Затем дворянин Бартенев, откланявшись, покинул великокняжескую гридню, куда тотчас ввели дворянина Медведева.
Великий князь Иван Васильевич говорил:
— Твой доклад о переговорах с Бельским меня обнадежил. Однако, думаю, за этими князьями нужен глаз да глаз. Поезжай-ка ты, Медведев, обратно в Литву да проследи, чтоб все там было в порядке. Особо береги Федора Бельского — ведь он, как я понял, у них голова… И помни — главное не заговор, даже не их богатые земли, которые все равно мы попозже возьмем, главное — это чтоб король Казимир был прикован к Литве, как цепью, так, чтоб на помощь Ахмату сам не пошел и никого послать не мог!
Дворянин Медведев говорил:
— Да, государь, я помню. Все будет исполнено в точности, и я немедля отправлюсь в Литву, однако позволь мне хоть на несколько дней навестить имение, которым ты меня в прошлом году пожаловал…
Великий князь Иван Васильевич говорил:
— Как, и тебе тоже молодая жена двойню родила?
Дворянин Медведев говорил:
— Нет, государь, но она отразила нападение татар Ахмата, что приезжали зимой на разведку бродов, и вышло так, что она убила его сына Богадура!
Великий князь Иван Васильевич говорил:
— Неужели это та самая история, что мне недавно сказывали, — про то, как девица-лучница состязалась с Богадуром в искусстве лучной стрельбы и победила?
Великий князь Иван Васильевич говорил:
— Неужели это та самая история, что мне недавно сказывали, — про то, как девица-лучница состязалась с Богадуром в искусстве лучной стрельбы и победила?

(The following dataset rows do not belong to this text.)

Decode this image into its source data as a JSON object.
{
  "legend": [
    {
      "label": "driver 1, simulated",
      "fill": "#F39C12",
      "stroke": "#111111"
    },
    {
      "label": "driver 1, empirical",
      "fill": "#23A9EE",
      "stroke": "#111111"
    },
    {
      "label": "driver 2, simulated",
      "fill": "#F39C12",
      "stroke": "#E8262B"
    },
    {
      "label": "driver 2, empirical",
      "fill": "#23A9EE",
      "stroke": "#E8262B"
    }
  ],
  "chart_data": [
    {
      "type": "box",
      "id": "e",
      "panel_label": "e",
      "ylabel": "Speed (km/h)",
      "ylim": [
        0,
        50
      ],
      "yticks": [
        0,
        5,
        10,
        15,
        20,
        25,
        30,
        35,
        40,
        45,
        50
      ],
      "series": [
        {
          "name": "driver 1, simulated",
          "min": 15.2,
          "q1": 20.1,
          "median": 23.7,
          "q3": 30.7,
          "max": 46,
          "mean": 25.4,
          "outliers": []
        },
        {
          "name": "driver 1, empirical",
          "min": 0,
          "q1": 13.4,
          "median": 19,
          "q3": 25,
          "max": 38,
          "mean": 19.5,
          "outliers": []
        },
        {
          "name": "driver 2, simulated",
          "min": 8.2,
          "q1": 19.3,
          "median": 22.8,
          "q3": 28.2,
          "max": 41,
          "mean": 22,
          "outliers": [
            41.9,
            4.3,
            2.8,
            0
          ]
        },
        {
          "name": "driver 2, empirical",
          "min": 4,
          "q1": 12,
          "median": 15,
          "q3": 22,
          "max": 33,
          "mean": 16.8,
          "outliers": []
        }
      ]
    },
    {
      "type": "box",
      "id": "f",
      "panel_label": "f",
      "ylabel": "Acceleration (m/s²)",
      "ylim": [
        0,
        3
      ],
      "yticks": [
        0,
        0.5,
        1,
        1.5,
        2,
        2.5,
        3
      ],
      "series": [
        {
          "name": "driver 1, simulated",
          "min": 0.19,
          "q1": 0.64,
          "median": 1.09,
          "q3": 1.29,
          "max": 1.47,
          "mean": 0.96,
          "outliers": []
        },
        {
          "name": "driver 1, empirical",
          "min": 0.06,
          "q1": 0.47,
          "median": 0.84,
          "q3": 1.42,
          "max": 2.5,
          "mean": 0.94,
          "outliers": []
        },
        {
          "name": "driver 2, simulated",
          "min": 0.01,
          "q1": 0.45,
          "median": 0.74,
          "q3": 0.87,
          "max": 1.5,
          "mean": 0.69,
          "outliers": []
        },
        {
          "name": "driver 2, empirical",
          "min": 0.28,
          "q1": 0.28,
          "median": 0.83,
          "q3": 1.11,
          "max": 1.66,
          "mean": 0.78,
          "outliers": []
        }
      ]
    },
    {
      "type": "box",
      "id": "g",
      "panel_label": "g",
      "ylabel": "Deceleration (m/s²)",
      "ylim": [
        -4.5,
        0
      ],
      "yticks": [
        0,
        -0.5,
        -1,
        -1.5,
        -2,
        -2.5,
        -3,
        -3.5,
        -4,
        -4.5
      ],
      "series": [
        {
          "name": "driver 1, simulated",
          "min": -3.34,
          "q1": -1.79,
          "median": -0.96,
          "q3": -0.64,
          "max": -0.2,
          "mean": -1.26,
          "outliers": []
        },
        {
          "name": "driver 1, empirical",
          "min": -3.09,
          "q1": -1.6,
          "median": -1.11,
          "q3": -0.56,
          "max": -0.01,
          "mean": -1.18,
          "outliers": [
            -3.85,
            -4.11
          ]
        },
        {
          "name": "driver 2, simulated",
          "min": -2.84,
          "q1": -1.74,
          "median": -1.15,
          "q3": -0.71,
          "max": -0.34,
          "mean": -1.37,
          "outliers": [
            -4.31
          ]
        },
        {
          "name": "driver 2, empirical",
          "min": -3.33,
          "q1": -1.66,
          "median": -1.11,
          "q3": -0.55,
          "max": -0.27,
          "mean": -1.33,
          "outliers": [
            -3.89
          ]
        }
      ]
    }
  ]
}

Дворянин Медведев говорил:
— Именно так, государь! Это моя супруга Анница, и, учитывая; что меня может не быть дома, когда придут орды Ахмата, я хотел бы дать ей и нашим людям указания по защите имения, поскольку уверен, что ордынцы не забудут зимнего поражения…
Великий князь Иван Васильевич говорил:
— Ну что ж — поезжай, распорядись да супружнице своей скажи — великий князь московский о ней и ее замечательном мастерстве слышал!
Дворянин Медведев говорил:
— Благодарю, государь, от ее и своего имени, Я задержусь в Медведевке не более недели и оттуда — сразу в Литву.
Великий князь Иван Васильевич говорил:
— Ступай, Медведев, и помни — быть может, судьба Великого княжества Московского будет в твоих руках! Низко поклонившись, Медведев вышел. Вошел дворянин Картымазов.
Великий князь Иван Васильевич говорил:
— Мне очень понравились твои слова во время переговоров с посольством братьев моих. И хоть ты в том посольстве был человечком малым и ничтожным — без всяких званий, слова твои оказались не только самыми мудрыми, но и самыми действенными, Это заметили все. Мне кажется, теперь братья глубже задумаются о дальнейшем своем поведении… Ты служишь братцу Борису, но твоя земля на Угре — возле Медведева и Бартенева, не так ли?
Дворянин Картымазов говорил (низко кланяясь):
— Так точно, государь!
Великий князь Иван Васильевич говорил:
— Вот что, Картымазов, как только между мной и братьями наступит мир и прежнее согласие, я немедленно выкуплю у Бориса эту землю, вдвое добавлю и пожалую тебя ею от своего имени. Что ты на это скажешь?
Дворянин Картымазов, низко кланяясь, говорил:
— На все твоя воля, государь! Я верно служил князю Борису и так же верно буду служить тебе, как служат мои друзья Бартенев и Медведев!
Великий князь Иван Васильевич говорил:
— Отлично! Стало быть, теперь ты сам хозяин своей судьбы! Как только мир с моими братьями будет заключен и они прекратят свой нелепый мятеж — ты станешь моим дворянином, а твои земли увеличатся вдвое! Так что — действуй!
Дворянин Картымазов говорил:
— Государь, у меня есть просьба…
Великий князь Иван Васильевич говорил (перебивая его):
— Хочешь, угадаю с первого раза! Ты просишь неделю отсрочки, чтобы поехать домой к жене на Угру!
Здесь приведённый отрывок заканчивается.